The facility continued to be used intermittently as a quarantine station until about 1979 when it closed. The buildings, including dormitories and administration buildings as well as the crematorium, were placed in the Register of the National Estate in 1999. The dormitories and most other buildings are currently in use for school and other groups and now known as Woodman Point Recreation Camp.

== Racecourse ==
Early accounts of horse racing in the Swan River Colony indicate that Woodman Point was always a favourite location for racing enthusiasts, with the first races being run there in 1833. By the mid 1880s, a regular carnival of events had grown around the unofficial racecourse, and Fremantle residents would come down by steam boat or private yacht to spend the day watching the races and picnicking. The course was taken over by the Fremantle Jockey Club in 1894, granted a 99-year lease in 1899, and run with varying degrees of success until 1900, when the club lapsed. During this time the racecourse was kept in excellent condition, with the 3 furlong straights levelled over a width of 66 ft and planted with couch grass. It was watered by a windmill and reticulation, and the club had built a bird cage of 24 stalls.
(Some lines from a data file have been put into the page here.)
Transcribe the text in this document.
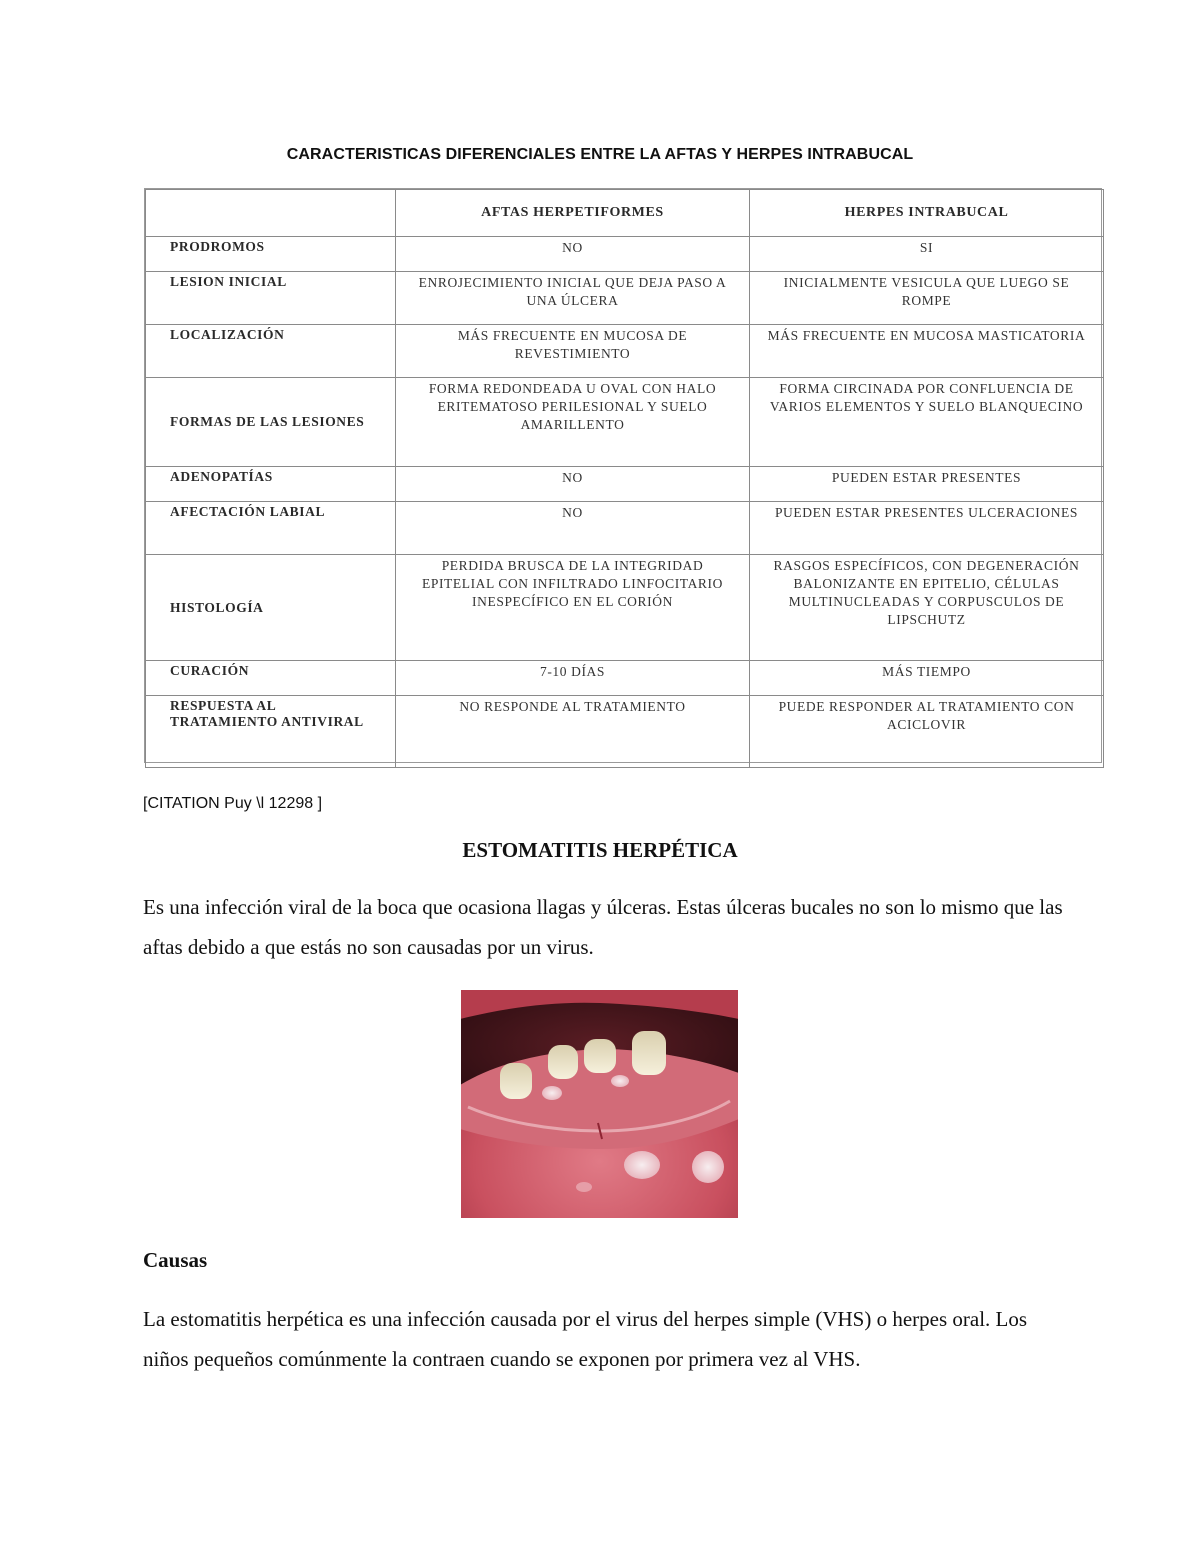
CARACTERISTICAS DIFERENCIALES ENTRE LA AFTAS Y HERPES INTRABUCAL
	AFTAS HERPETIFORMES	HERPES INTRABUCAL
PRODROMOS	NO	SI
LESION INICIAL	ENROJECIMIENTO INICIAL QUE DEJA PASO A UNA ÚLCERA	INICIALMENTE VESICULA QUE LUEGO SE ROMPE
LOCALIZACIÓN	MÁS FRECUENTE EN MUCOSA DE REVESTIMIENTO	MÁS FRECUENTE EN MUCOSA MASTICATORIA
FORMAS DE LAS LESIONES	FORMA REDONDEADA U OVAL CON HALO ERITEMATOSO PERILESIONAL Y SUELO AMARILLENTO	FORMA CIRCINADA POR CONFLUENCIA DE VARIOS ELEMENTOS Y SUELO BLANQUECINO
ADENOPATÍAS	NO	PUEDEN ESTAR PRESENTES
AFECTACIÓN LABIAL	NO	PUEDEN ESTAR PRESENTES ULCERACIONES
HISTOLOGÍA	PERDIDA BRUSCA DE LA INTEGRIDAD EPITELIAL CON INFILTRADO LINFOCITARIO INESPECÍFICO EN EL CORIÓN	RASGOS ESPECÍFICOS, CON DEGENERACIÓN BALONIZANTE EN EPITELIO, CÉLULAS MULTINUCLEADAS Y CORPUSCULOS DE LIPSCHUTZ
CURACIÓN	7-10 DÍAS	MÁS TIEMPO
RESPUESTA AL TRATAMIENTO ANTIVIRAL	NO RESPONDE AL TRATAMIENTO	PUEDE RESPONDER AL TRATAMIENTO CON ACICLOVIR
[CITATION Puy \l 12298 ]
ESTOMATITIS HERPÉTICA
Es una infección viral de la boca que ocasiona llagas y úlceras. Estas úlceras bucales no son lo mismo que las aftas debido a que estás no son causadas por un virus.
Causas
La estomatitis herpética es una infección causada por el virus del herpes simple (VHS) o herpes oral. Los niños pequeños comúnmente la contraen cuando se exponen por primera vez al VHS.
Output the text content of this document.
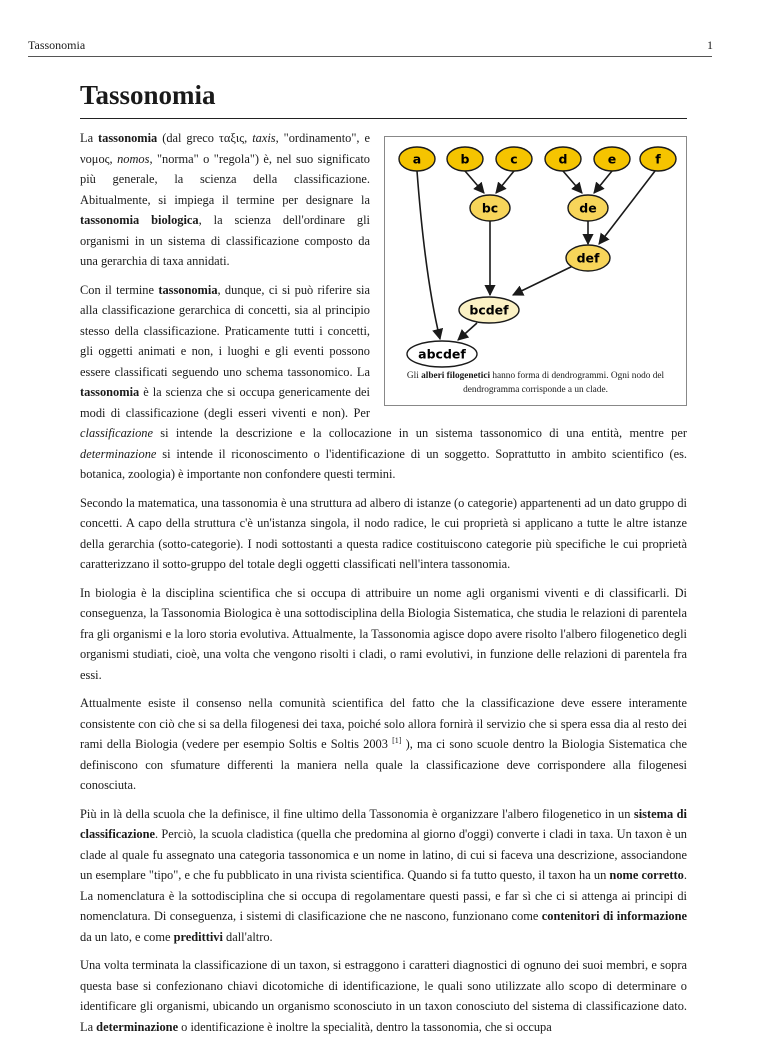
Tassonomia	1
Tassonomia
a	b	c	d	e	f
bc	de
def
bcdef
abcdef
Gli alberi filogenetici hanno forma di dendrogrammi. Ogni nodo del dendrogramma corrisponde a un clade.

La tassonomia (dal greco ταξις, taxis, "ordinamento", e νομος, nomos, "norma" o "regola") è, nel suo significato più generale, la scienza della classificazione. Abitualmente, si impiega il termine per designare la tassonomia biologica, la scienza dell'ordinare gli organismi in un sistema di classificazione composto da una gerarchia di taxa annidati.

Con il termine tassonomia, dunque, ci si può riferire sia alla classificazione gerarchica di concetti, sia al principio stesso della classificazione. Praticamente tutti i concetti, gli oggetti animati e non, i luoghi e gli eventi possono essere classificati seguendo uno schema tassonomico. La tassonomia è la scienza che si occupa genericamente dei modi di classificazione (degli esseri viventi e non). Per classificazione si intende la descrizione e la collocazione in un sistema tassonomico di una entità, mentre per determinazione si intende il riconoscimento o l'identificazione di un soggetto. Soprattutto in ambito scientifico (es. botanica, zoologia) è importante non confondere questi termini.

Secondo la matematica, una tassonomia è una struttura ad albero di istanze (o categorie) appartenenti ad un dato gruppo di concetti. A capo della struttura c'è un'istanza singola, il nodo radice, le cui proprietà si applicano a tutte le altre istanze della gerarchia (sotto-categorie). I nodi sottostanti a questa radice costituiscono categorie più specifiche le cui proprietà caratterizzano il sotto-gruppo del totale degli oggetti classificati nell'intera tassonomia.

In biologia è la disciplina scientifica che si occupa di attribuire un nome agli organismi viventi e di classificarli. Di conseguenza, la Tassonomia Biologica è una sottodisciplina della Biologia Sistematica, che studia le relazioni di parentela fra gli organismi e la loro storia evolutiva. Attualmente, la Tassonomia agisce dopo avere risolto l'albero filogenetico degli organismi studiati, cioè, una volta che vengono risolti i cladi, o rami evolutivi, in funzione delle relazioni di parentela fra essi.

Attualmente esiste il consenso nella comunità scientifica del fatto che la classificazione deve essere interamente consistente con ciò che si sa della filogenesi dei taxa, poiché solo allora fornirà il servizio che si spera essa dia al resto dei rami della Biologia (vedere per esempio Soltis e Soltis 2003 [1] ), ma ci sono scuole dentro la Biologia Sistematica che definiscono con sfumature differenti la maniera nella quale la classificazione deve corrispondere alla filogenesi conosciuta.

Più in là della scuola che la definisce, il fine ultimo della Tassonomia è organizzare l'albero filogenetico in un sistema di classificazione. Perciò, la scuola cladistica (quella che predomina al giorno d'oggi) converte i cladi in taxa. Un taxon è un clade al quale fu assegnato una categoria tassonomica e un nome in latino, di cui si faceva una descrizione, associandone un esemplare "tipo", e che fu pubblicato in una rivista scientifica. Quando si fa tutto questo, il taxon ha un nome corretto. La nomenclatura è la sottodisciplina che si occupa di regolamentare questi passi, e far sì che ci si attenga ai principi di nomenclatura. Di conseguenza, i sistemi di clasificazione che ne nascono, funzionano come contenitori di informazione da un lato, e come predittivi dall'altro.

Una volta terminata la classificazione di un taxon, si estraggono i caratteri diagnostici di ognuno dei suoi membri, e sopra questa base si confezionano chiavi dicotomiche di identificazione, le quali sono utilizzate allo scopo di determinare o identificare gli organismi, ubicando un organismo sconosciuto in un taxon conosciuto del sistema di classificazione dato. La determinazione o identificazione è inoltre la specialità, dentro la tassonomia, che si occupa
For years racing enthusiasts had been requesting that the existing railway line to Robbs Jetty be extended to Woodman Point for ease of access, but to no avail. This eventually led to the decline of the area as a popular racecourse. In 1903 the state government decided to resume the racecourse land for a new explosives magazine, as it was by then considered to be abandoned. Only then was the railway line extended.

== Other uses ==
Woodman Point Lighthouse was built in 1902, is located just beyond the eastern boundary of the reserve. The light is on a small hill to the east of Cockburn Road, and nearby are stone cottages used to house the lighthouse keepers.

In 1966 the State Electricity Commission built a wastewater treatment plant at Woodman Point. It was replaced by another plant in a new location also at Woodman Point in 1984.

===Munitions site===
The munitions bunkers, located in a munitions reserve east of the quarantine station, were actively used for that purpose until the 1980s when the facility was decommissioned and moved to Karnup, southeast of Rockingham.

By that time the Navy had also established its own facility at on Garden Island.

===Railway line===
A dedicated railway spur line to service the munitions reserve originally ran parallel to Cockburn Road past Coogee Beach to South Fremantle and then to Fremantle Harbour, which was a major allied naval base during World War II. Removal of the munitions reserve was necessary before nearby land was developed into the residential suburb now known as Coogee.

In the 1980s, a tourist railway operations centre at Woodman Point was proposed, but it never eventuated.